Hey there, time traveller!
This article was published 3/6/2010 (2160 days ago), so information in it may no longer be current.
Officials are probing conflict of interest allegations at another Manitoba municipality, and calls for the province to crack down on dysfunctional councils are getting louder.
The Rural Municipality of St. Laurent is under investigation by Manitoba's auditor general after allegations surfaced last year that councillors, including one with a contracting business, were improperly tendering construction-related projects. And, there was outcry over how the town decided to tear down a local bowling alley and build a new municipal office.
St. Laurent Reeve Earl Zotter, who is an isolated minority on council, says he has appealed repeatedly to the province's local government ministry for help, but to no avail.
"It's just touchy-feely. They try to smooth you over so you're not ruffled and smooth the other side over," he said. "They don't want to take action."
Critics say the turmoil in St. Laurent mirrors similar troubles in La Broquerie, where the RCMP and the Manitoba ombudsman are investigating allegations of corrup--tion, secret surveillance and harassment.
"There is really no effective enforcement of the (Municipal) Act," said Tory MLA Stu Briese, the critic for local government and past-president of the Association of Manitoba Municipalities. "What happens when things go sideways?"
But situations like La Broquerie and St.
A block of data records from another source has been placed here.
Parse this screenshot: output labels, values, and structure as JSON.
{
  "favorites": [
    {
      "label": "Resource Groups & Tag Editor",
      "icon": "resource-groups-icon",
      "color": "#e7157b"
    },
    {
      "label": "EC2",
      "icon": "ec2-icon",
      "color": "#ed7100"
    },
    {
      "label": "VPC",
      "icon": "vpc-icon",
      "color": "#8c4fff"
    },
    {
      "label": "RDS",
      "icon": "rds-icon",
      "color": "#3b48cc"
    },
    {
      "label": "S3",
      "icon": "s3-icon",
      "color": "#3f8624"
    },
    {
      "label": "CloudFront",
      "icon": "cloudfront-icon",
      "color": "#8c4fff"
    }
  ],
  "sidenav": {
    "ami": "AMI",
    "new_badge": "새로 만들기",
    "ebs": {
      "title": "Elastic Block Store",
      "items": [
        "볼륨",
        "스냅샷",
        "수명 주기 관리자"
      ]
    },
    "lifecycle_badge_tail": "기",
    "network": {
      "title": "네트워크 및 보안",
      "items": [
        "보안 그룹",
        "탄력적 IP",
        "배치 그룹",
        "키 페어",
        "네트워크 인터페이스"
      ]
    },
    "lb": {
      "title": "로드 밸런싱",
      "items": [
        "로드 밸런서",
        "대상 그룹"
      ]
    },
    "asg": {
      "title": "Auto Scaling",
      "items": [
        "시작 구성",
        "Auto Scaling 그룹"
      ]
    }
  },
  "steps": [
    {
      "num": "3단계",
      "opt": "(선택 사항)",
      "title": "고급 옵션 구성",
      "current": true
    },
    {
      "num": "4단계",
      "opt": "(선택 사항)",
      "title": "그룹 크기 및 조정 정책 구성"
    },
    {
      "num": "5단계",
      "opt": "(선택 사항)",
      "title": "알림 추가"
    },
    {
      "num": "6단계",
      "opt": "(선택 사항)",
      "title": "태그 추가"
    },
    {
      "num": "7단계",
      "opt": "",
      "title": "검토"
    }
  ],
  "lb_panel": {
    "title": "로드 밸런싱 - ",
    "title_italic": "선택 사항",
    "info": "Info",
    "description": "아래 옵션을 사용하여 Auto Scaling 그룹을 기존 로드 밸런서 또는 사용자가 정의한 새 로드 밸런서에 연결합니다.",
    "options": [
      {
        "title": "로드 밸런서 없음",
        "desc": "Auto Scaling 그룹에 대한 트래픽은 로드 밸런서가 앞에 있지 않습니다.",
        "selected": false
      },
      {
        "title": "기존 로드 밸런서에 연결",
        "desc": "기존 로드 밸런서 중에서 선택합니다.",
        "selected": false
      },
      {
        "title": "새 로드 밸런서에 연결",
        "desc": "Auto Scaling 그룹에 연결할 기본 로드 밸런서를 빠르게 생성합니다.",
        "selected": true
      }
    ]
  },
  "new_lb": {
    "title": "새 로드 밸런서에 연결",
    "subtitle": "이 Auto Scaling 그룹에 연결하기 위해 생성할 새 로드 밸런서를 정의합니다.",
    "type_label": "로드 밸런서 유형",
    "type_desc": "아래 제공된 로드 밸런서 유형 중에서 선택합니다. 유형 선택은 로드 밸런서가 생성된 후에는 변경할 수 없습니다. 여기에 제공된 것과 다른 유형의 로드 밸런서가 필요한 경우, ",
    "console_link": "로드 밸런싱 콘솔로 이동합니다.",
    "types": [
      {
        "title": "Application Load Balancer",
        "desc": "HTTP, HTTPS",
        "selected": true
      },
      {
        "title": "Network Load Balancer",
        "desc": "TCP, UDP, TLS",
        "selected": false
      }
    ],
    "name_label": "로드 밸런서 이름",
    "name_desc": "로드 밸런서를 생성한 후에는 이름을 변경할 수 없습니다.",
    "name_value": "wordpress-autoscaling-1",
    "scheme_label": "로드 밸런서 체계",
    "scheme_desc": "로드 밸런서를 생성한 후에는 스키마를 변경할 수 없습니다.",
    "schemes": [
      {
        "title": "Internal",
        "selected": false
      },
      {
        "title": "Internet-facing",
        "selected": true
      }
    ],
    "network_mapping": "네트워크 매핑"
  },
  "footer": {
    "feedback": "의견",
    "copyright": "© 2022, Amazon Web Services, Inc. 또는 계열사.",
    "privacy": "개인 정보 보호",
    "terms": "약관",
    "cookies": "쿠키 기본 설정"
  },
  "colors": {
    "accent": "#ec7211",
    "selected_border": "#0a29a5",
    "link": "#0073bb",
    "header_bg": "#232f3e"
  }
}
Laurent put the Selinger government in a tricky position. It can't autocratically micro-manage all 198 municipalities and must respect the will of democratically elected officials. On the other hand, municipalities are created and empowered by provincial legislation and if they are dysfunctional, critics say there is no place to go to ensure the legislation is followed.
The province's Municipal Act is a behemoth that outlines how taxes should be collected, how council meetings ought to be run, how budgets should be prepared and hundreds of other rules. The act was overhauled in 1997 under then-premier Gary Filmon's government and gave towns and RMs more autonomy and more openness than they ever had.
The Municipal Act doesn't allow the province to fine rogue towns and municipalities or even investigate potential wrongdoing. But, the province can appoint a supervisor when an annual audit points to severe financial difficulty.
There are many other checks and balances built into the act to ensure good government, said Laurie Davidson, the assistant deputy minister for provincial-municipal support services. There is new conflict of interest legislation and the province does frequent monitoring and training to ensure municipalities are in compliance.
And, said Davidson, ratepayers can complain to the ombudsman, the auditor general or even to the courts if they believe wrongs have been done.
But those options aren't very effective, said Lac du Bonnet ratepayer Cindy Kellendonk.
Late last month, the RM of Lac du Bonnet's council barred a retired cattle farmer from recording council meetings on a digital device, a move widely condemned as an affront to openness and transparency.